河口大桥地震响应及索力测试方法研究

发布时间：2018-03-26 15:27

本文选题：斜拉桥　切入点：反应谱分析　出处：《重庆大学》2015年硕士论文

【摘要】：河口大桥是兰州至永靖沿黄河快速通道的重点桥梁工程,同时是一座修建在高烈度区的大跨径的结合梁斜拉桥,,所以有必要对其动力特性及地震响应进行研究。不同的索力状态,对应着不同的主塔和主梁的内力状态,当结构承受地震作用时,就会产生不同的响应。索力测试方法的正确与合理可以保证结构的成桥受力状态达到设计预期的要求,从而保证结构的地震响应可以达到抗震设计的意图。

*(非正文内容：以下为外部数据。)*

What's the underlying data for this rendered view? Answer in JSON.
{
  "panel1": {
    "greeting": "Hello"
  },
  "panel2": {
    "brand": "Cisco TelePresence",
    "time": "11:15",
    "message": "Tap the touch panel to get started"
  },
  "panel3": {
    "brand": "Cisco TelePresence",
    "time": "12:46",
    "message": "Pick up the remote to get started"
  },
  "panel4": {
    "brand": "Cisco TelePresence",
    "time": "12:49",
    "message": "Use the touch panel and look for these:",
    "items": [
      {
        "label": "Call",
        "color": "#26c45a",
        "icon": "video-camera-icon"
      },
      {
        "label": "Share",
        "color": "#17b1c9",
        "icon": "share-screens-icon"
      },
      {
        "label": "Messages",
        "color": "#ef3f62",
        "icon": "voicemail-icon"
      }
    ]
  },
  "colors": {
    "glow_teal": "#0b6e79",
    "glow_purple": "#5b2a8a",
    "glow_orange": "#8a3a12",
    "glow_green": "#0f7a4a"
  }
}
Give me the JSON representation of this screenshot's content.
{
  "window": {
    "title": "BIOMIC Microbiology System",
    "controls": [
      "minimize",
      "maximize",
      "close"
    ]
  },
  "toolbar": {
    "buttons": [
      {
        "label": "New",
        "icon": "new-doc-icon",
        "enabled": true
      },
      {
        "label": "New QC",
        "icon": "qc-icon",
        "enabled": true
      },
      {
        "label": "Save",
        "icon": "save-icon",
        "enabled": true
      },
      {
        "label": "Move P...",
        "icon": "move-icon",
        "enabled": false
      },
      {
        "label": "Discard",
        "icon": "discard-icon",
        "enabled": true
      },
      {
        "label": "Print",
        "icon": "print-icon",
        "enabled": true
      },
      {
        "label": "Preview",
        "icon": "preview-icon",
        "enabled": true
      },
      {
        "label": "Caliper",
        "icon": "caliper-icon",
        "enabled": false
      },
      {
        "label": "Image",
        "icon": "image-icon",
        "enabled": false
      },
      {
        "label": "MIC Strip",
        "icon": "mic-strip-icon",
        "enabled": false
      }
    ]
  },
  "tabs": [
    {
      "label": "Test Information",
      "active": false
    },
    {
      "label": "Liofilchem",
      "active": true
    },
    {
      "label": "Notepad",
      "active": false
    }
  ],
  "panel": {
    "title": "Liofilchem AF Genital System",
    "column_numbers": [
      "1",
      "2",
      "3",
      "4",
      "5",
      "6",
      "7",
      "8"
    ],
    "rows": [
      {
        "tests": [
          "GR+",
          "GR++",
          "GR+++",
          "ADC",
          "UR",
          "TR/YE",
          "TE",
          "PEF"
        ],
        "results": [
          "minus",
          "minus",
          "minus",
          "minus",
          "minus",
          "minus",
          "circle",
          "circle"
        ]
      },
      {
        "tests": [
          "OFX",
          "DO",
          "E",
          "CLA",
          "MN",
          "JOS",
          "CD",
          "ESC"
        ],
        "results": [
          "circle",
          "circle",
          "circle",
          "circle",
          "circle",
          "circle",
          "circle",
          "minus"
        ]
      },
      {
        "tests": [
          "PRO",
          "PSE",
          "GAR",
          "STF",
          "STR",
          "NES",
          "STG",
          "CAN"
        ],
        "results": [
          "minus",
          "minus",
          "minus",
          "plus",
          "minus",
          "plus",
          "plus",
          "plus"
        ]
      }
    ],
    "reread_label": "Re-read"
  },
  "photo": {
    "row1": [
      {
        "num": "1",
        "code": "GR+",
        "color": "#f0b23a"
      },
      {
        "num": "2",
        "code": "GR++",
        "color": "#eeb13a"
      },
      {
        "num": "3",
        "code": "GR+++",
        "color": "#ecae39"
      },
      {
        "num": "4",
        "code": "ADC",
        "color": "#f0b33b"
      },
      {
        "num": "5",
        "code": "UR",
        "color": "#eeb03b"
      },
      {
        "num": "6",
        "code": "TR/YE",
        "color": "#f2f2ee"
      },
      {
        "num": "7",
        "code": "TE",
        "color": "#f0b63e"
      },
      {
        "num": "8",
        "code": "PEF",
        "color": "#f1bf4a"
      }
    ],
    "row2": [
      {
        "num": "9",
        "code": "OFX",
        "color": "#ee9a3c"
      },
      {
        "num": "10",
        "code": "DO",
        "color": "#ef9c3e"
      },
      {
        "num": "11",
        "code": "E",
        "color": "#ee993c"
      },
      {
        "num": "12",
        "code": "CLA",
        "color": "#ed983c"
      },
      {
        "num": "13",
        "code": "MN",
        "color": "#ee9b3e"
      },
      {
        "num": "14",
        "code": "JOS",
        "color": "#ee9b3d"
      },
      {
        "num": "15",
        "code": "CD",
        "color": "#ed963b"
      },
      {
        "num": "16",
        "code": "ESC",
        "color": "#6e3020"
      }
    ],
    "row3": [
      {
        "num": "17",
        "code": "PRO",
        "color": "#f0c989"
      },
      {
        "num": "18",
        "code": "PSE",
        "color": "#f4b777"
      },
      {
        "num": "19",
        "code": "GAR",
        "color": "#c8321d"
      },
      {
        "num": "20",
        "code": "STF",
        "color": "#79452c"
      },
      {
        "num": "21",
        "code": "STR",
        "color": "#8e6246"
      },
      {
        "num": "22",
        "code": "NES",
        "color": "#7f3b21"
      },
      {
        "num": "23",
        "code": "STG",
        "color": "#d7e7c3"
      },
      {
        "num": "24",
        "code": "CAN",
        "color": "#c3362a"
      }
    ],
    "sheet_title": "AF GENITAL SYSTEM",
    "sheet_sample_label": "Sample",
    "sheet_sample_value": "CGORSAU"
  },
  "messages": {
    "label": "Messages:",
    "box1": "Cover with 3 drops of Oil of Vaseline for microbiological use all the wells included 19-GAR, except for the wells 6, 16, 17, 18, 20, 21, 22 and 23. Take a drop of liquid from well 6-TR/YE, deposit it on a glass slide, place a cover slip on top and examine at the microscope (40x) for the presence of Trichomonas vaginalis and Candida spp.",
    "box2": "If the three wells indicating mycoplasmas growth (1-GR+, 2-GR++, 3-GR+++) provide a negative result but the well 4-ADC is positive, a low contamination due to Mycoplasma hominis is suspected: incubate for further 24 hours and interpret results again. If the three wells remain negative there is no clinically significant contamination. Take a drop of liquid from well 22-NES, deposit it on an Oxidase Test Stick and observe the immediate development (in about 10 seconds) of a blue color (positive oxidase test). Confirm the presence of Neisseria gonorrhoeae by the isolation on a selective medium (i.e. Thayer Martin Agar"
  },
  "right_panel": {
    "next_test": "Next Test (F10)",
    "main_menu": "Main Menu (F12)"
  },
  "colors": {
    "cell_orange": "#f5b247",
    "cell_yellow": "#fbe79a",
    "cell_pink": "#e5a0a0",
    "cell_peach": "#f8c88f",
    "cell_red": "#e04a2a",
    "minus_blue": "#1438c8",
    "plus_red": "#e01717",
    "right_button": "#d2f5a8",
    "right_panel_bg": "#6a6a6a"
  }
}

本文在简述地震反应分析基本理论的基础上,以河口大桥为工程背景,对该桥进行反应谱分析、时程分析和索力测试的研究。主要研究内容有以下几点:①简要地介绍了国内外斜拉桥的发展现状、抗震分析研究现状,分析常见的斜拉桥的震害和原因,指出抗震分析的必要性,并扼要地概括了大跨度斜拉桥地震响应常用的分析方法。②利用大型有限元分析计算软件Midas/Civil,通过对斜拉桥结构进行适当的简化,建立其空间计算模型。在不考虑桩基与地基土对结构作用的情况下,计算并分析结构的动力特性。得出本桥的一阶频率0.15334Hz,结构周期为6.52s,表明结构的自振周期较长,有利于抗震。③对结构进行反应谱分析。计算出结构在不同荷载工况下的地震响应,其计算结果表明:在单向地震作用下,主塔的位移响应对纵向地震作用最为敏感而主梁的位移响应对横向地震作用最敏感,另外,对整体结构而言,以横向地震作用引起的内力响应为最大;在组合地震作用下,结构响应明显增大;应注意提高桥塔纵向和主梁横向的抗震能力。④对于大跨径斜拉桥而言,仅通过反应谱分析了解其地震响应是不够的。因此,根据规范的要求选取三类地震波对结构进行时程分析,探讨和比较了结构在不同荷载工况下结构的动力响应,当荷载工况相同时,三类地震波引起的地震响应规律大体一致;当荷载工况不同时,以横向地震作用为主的工况引起的地震响应较大。最后,在相同的工况下,比较反应谱分析和时程分析的计算结果,总体而言,在一致激励的情况下,反应谱分析的结果与时程分析的结果相比偏小。⑤总结索力测试常用理论,指出一般索力测试公式的缺点。分析索力测试的难点,包括如何考虑垂度、抗弯刚度等因素对索力测试的影响。并就每一个难点给出相应的解决方法,重点分析索力测试中的索力调整问题。最后,基于有限元原理,给出实用的索力测试方法,该方法能够考虑垂度的影响,适用于索力快速准确的测试。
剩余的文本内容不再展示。